Peşinen belirtmek gerekir ki Bakanlığın imzaladığı bu protokollerle yapılan asli göreve ilişkin bir takım cemaat ve tarikatlar adı altındaki dernek ve vakıflara yapılan yetki devrinin gerekçesi olarak Bakanın ifadesiyle; "Onlarla protokol yapmaya da devam edeceğiz. Çünkü onlar çocukların dağa çıkmasını engelliyor." şeklinde ki gerekçe ise akıllara zarar ve açıkça Türkiye Cumhuriyeti Devletinin itibarını zedeleyecek ve aşağılayacak nitelikte bir değerlendirmedir .

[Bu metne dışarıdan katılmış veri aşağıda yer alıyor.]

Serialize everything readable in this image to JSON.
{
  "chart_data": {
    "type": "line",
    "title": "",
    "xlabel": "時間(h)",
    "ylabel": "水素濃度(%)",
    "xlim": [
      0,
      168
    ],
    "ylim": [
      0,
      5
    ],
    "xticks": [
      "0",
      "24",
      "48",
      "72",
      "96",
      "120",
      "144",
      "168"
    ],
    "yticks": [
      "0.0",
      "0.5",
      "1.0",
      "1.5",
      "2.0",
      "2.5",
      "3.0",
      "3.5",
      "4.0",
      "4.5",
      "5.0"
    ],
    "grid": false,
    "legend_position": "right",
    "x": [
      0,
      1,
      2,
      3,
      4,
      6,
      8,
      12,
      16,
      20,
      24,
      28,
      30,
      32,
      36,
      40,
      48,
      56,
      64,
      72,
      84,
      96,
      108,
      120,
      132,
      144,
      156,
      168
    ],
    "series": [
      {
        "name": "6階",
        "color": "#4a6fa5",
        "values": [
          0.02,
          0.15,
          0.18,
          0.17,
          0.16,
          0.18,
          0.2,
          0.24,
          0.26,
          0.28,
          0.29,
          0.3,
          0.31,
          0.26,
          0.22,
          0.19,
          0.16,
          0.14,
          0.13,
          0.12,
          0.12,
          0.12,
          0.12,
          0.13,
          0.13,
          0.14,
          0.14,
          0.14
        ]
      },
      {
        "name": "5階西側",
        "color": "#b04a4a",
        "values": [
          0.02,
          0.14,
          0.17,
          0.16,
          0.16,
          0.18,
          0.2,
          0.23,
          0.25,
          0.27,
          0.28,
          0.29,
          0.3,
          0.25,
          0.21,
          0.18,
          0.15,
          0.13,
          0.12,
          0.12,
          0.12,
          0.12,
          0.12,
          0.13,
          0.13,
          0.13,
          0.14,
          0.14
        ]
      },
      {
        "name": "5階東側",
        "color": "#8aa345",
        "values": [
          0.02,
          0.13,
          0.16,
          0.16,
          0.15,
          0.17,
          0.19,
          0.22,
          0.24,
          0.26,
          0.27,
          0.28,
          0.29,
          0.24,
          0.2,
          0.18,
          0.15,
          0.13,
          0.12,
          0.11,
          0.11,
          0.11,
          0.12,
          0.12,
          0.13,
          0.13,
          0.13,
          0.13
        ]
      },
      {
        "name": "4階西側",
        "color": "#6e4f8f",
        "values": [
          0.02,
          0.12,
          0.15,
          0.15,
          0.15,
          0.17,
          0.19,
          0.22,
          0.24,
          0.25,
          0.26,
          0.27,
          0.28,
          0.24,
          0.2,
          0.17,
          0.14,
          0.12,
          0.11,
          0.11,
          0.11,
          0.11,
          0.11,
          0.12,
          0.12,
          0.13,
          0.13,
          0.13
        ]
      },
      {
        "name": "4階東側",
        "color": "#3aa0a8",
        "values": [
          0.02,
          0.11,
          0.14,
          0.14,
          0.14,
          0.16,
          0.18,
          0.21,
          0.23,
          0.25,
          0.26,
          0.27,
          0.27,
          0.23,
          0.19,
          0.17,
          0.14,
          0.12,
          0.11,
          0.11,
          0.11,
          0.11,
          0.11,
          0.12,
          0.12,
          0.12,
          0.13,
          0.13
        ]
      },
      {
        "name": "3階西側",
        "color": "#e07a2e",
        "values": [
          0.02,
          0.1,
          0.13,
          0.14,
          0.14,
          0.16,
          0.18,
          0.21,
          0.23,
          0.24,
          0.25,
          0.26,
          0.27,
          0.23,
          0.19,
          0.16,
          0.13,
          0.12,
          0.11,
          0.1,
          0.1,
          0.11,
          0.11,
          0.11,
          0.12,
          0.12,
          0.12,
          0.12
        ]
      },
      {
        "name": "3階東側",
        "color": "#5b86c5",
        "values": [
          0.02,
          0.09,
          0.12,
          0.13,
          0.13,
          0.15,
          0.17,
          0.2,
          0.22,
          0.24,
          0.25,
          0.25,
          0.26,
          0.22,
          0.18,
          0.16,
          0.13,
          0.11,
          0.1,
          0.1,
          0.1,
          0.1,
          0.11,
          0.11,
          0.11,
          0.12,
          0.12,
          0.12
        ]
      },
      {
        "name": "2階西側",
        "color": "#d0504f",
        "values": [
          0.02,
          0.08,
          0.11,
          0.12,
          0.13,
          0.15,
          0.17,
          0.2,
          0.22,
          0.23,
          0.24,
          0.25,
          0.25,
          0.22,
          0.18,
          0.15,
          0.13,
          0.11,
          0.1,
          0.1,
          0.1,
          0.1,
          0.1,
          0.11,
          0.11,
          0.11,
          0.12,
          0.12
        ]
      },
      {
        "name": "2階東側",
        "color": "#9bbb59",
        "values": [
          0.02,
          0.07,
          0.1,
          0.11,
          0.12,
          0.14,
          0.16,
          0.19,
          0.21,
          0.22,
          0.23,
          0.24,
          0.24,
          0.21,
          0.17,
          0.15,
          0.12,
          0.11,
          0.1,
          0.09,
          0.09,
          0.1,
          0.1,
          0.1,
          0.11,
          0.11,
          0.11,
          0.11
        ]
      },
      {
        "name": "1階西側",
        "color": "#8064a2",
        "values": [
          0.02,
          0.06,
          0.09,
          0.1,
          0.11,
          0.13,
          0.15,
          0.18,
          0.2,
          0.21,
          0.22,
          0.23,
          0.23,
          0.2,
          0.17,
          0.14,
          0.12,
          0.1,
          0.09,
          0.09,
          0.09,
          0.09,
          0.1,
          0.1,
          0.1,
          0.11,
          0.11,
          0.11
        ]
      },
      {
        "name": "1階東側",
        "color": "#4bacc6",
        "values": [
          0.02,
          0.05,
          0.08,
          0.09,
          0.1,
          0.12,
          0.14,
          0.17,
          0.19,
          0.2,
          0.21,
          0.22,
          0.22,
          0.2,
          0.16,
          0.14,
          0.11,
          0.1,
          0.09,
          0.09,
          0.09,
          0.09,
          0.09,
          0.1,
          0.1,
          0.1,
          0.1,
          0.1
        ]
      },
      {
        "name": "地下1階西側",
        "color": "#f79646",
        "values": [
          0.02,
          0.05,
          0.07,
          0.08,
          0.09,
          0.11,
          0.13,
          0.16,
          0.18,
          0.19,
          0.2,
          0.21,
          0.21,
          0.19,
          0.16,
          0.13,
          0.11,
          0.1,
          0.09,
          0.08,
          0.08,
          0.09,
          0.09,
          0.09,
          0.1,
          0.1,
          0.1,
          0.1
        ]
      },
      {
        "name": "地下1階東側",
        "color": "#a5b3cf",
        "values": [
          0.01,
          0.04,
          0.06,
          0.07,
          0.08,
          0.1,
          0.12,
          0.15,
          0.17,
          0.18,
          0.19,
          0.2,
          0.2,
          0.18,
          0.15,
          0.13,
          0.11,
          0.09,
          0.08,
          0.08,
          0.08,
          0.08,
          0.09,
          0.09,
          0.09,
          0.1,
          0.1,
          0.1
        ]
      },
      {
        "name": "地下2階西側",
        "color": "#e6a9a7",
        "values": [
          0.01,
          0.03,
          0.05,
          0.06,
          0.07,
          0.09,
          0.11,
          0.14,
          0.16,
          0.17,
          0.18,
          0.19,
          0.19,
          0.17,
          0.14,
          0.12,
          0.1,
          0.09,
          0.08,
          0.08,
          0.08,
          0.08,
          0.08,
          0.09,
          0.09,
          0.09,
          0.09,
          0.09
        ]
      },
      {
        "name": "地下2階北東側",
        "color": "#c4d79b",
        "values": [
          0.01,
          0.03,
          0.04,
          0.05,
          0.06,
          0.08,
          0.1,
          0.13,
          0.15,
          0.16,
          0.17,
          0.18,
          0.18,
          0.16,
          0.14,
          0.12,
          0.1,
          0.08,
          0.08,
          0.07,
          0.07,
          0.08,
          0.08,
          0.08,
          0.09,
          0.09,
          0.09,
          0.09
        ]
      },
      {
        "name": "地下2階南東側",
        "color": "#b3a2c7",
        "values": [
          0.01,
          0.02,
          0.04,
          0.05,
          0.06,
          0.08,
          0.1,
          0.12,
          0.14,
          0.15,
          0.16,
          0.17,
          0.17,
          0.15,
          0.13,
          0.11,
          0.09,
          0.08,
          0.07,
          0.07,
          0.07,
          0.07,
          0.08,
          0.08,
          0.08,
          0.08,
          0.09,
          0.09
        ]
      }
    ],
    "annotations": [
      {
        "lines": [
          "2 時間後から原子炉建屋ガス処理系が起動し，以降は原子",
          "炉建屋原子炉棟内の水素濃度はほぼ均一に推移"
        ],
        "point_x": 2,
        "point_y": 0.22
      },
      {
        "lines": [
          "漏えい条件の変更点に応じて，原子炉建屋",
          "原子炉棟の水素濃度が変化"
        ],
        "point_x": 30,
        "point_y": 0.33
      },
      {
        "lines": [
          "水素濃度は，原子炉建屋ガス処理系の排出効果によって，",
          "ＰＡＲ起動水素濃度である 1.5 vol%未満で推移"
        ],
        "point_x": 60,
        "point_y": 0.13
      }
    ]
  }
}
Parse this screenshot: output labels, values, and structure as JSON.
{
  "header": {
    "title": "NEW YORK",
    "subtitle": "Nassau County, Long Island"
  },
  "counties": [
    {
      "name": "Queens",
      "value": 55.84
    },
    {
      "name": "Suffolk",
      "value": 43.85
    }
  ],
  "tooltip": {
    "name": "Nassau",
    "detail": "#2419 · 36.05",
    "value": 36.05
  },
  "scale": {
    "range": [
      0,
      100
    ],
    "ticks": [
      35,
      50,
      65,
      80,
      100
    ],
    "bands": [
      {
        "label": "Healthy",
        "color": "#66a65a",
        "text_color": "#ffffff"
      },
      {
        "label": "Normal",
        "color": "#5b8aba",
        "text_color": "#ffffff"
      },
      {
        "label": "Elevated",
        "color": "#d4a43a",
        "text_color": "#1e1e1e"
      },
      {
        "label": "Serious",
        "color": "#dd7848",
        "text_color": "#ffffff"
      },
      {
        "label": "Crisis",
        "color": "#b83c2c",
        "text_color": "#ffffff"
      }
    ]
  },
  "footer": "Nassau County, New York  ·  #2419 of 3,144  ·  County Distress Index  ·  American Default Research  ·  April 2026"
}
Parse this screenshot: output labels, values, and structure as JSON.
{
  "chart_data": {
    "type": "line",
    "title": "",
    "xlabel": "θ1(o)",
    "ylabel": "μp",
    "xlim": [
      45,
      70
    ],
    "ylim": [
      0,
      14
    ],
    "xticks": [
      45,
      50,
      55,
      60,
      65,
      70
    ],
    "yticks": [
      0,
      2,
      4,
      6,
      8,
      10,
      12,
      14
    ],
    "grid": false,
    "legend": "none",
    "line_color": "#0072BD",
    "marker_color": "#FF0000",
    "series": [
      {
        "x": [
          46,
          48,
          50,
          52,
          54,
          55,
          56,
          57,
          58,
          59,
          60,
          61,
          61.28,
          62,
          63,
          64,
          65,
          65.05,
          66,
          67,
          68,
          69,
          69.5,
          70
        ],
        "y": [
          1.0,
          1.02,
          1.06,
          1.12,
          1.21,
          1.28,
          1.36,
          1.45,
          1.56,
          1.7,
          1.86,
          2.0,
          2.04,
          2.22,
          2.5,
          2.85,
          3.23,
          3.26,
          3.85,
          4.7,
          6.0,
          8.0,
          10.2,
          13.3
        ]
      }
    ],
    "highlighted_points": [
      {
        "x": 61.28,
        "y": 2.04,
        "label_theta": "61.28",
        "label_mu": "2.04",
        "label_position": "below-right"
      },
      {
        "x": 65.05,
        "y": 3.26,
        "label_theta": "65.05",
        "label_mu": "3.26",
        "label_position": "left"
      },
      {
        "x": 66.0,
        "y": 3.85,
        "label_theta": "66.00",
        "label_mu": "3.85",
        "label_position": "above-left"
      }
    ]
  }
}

Bakanın bu ifadesiyle, terörle mücadelede hayatları pahasına görev yapan kamu görevlileri dahil hiçe sayılarak, Türkiye Cumhuriyeti Devleti yok farz edilerek terörle mücadeleyi kim olduğu belirsiz bu tarikat ve cemaatlerin yerine getirdiği iddia edilmektedir. Dahası bizzat kendi sorumluluk alanı altında bulunan dağa gitmeyi önlemek konusunda her türlü eğitim faaliyetini yerine getirme görevi bulunan bir Bakanı'nın bu ifadesi kendi görevini ihmal ettiğinin de ayrıca ikrarı olmuştur.
15 Temmuz hain darbe girişiminin hafızalarda taze olduğu şu dönemde, tarikat ve cemaatlerin devletin kurumlarına sızmasının oluşturduğu milli güvenlik tehdidi ortadayken Bakanın tarikat ve cemaatleri devletin içinde faaliyet göstermesine olanak sağladığına yönelik itirafı açıkça suç ikrarıdır. Bu kapsamda Eğitim-iş Merkez Yönetim Kurulu Milli Eğitim Bakanı hakkında Cumhuriyet Savcılığına suç duyurusunda bulunmuştur.